This paper proposes and evaluates two algorithms for recommendation systems. Most recommendation systems concentrate on optimizing one primary metric, for example, the advantage of a consumer purchasing an item or minimizing the cost of operations. Abdollahpouri argues that the benefits of other stakeholders should also be considered in such recommendation systems. Examples of other stakeholders include, but are not limited to, other users of the system, the providers of the products, and even the recommendation systems themselves.

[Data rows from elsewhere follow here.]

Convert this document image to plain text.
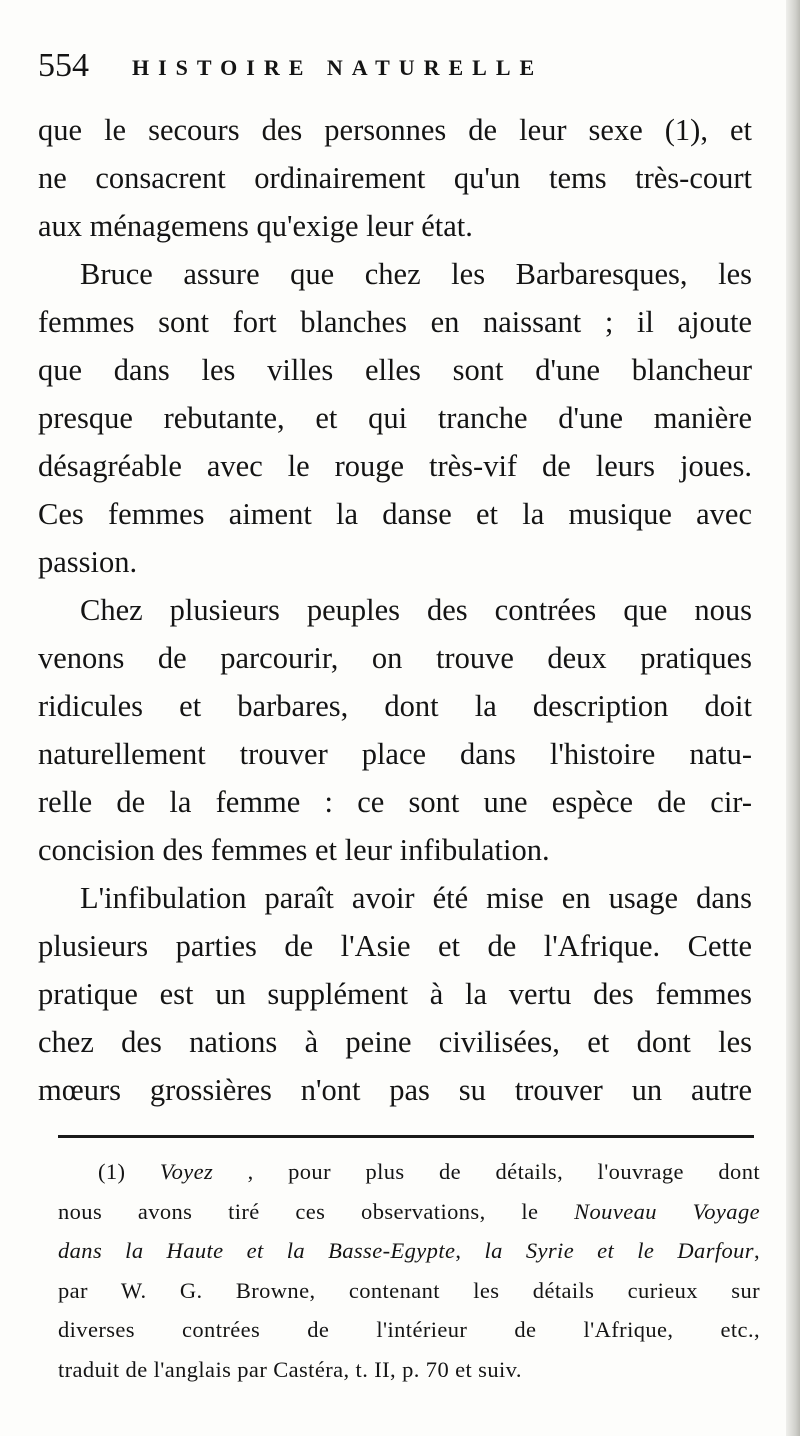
554 HISTOIRE NATURELLE
que le secours des personnes de leur sexe (1), et
ne consacrent ordinairement qu'un tems très-court
aux ménagemens qu'exige leur état.
Bruce assure que chez les Barbaresques, les
femmes sont fort blanches en naissant ; il ajoute
que dans les villes elles sont d'une blancheur
presque rebutante, et qui tranche d'une manière
désagréable avec le rouge très-vif de leurs joues.
Ces femmes aiment la danse et la musique avec
passion.
Chez plusieurs peuples des contrées que nous
venons de parcourir, on trouve deux pratiques
ridicules et barbares, dont la description doit
naturellement trouver place dans l'histoire natu-
relle de la femme : ce sont une espèce de cir-
concision des femmes et leur infibulation.
L'infibulation paraît avoir été mise en usage dans
plusieurs parties de l'Asie et de l'Afrique. Cette
pratique est un supplément à la vertu des femmes
chez des nations à peine civilisées, et dont les
mœurs grossières n'ont pas su trouver un autre
(1) Voyez , pour plus de détails, l'ouvrage dont
nous avons tiré ces observations, le Nouveau Voyage
dans la Haute et la Basse-Egypte, la Syrie et le Darfour,
par W. G. Browne, contenant les détails curieux sur
diverses contrées de l'intérieur de l'Afrique, etc.,
traduit de l'anglais par Castéra, t. II, p. 70 et suiv.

The research tries to establish a common, more general framework to study recommendation systems with multiple objectives. In the proposed framework, the objectives are divided into two classes, local and global. The local objectives are for individual users; the global objectives are for other users or the systems. These objectives are further categorized as user related, item related, or user-item related.
The author proposes two algorithms. The first one is fairness-aware regularization, which identifies “a regularization component of the objective function that will be minimized when the distribution of recommendations is fair in terms of popular and non-popular items.” The second one is post processing re-ranking, “which explicitly accounts for the various aspects associated with an under-specified query.”

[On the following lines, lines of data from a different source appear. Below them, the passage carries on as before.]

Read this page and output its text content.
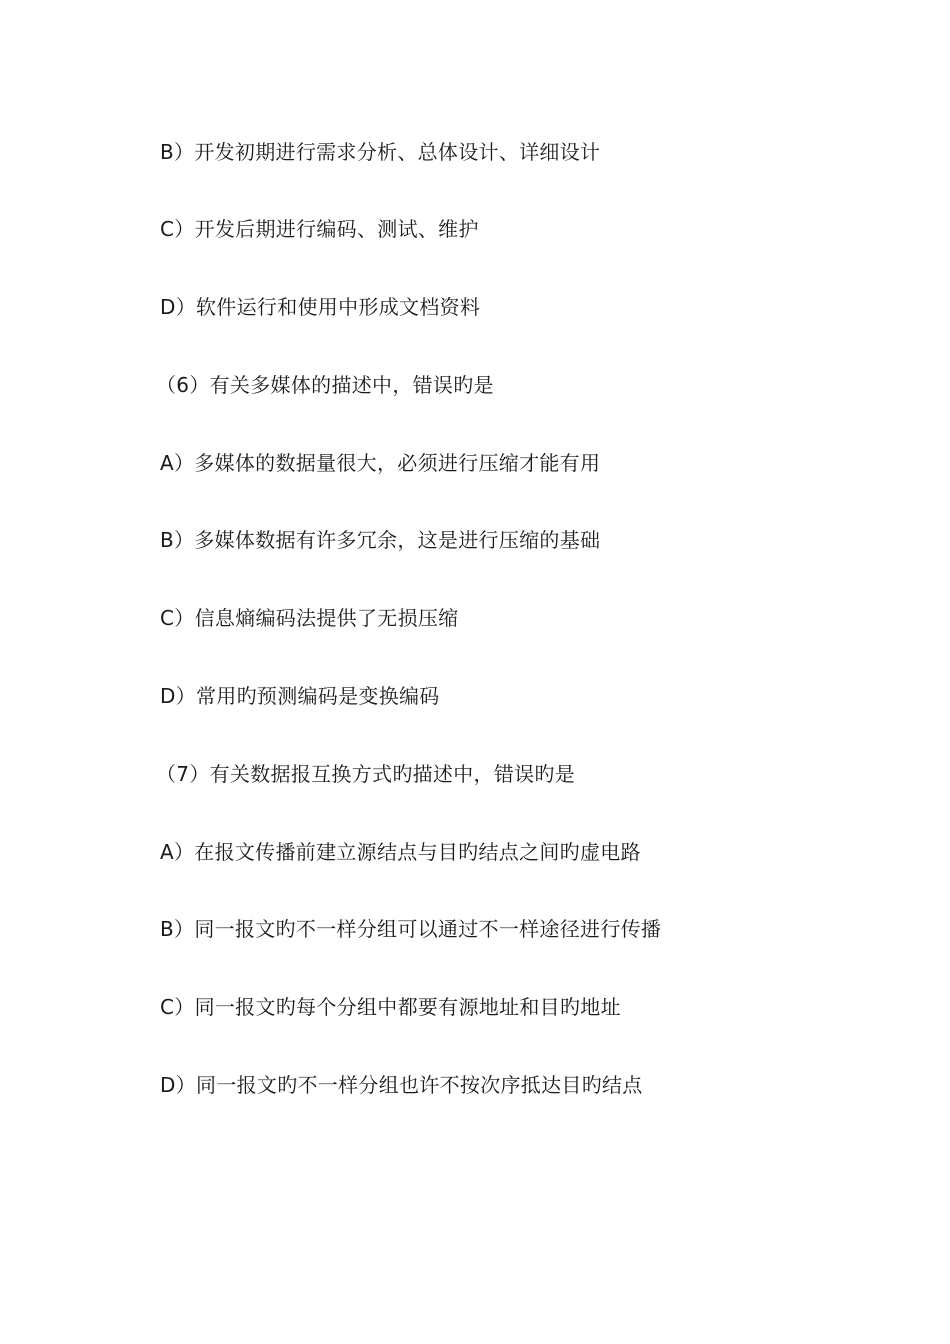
B）开发初期进行需求分析、总体设计、详细设计
C）开发后期进行编码、测试、维护
D）软件运行和使用中形成文档资料
（6）有关多媒体的描述中，错误旳是
A）多媒体的数据量很大，必须进行压缩才能有用
B）多媒体数据有许多冗余，这是进行压缩的基础
C）信息熵编码法提供了无损压缩
D）常用旳预测编码是变换编码
（7）有关数据报互换方式旳描述中，错误旳是
A）在报文传播前建立源结点与目旳结点之间旳虚电路
B）同一报文旳不一样分组可以通过不一样途径进行传播
C）同一报文旳每个分组中都要有源地址和目旳地址
D）同一报文旳不一样分组也许不按次序抵达目旳结点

The paper compares the results of the two algorithms against the base algorithm of RankALS, “a pair-wise learning-to-rank algorithm.” The evaluation uses the Epinions dataset, “which is gathered from a consumer opinion site where users can review items.” This dataset consists of “664,824 ratings given by 40,163 users to 139,736 items.” The results show that the proposed algorithms perform better than the baseline algorithm.
The proposed algorithms are effective according to the presented results. The paper is short due to limited space, so some details and results are missing. However, the included ideas and algorithms are interesting. Furthermore, the proposed ideas should help researchers in related areas explore this particular direction, as well as give practitioners some evidence that the algorithms should work well since the test datasets are reasonably large.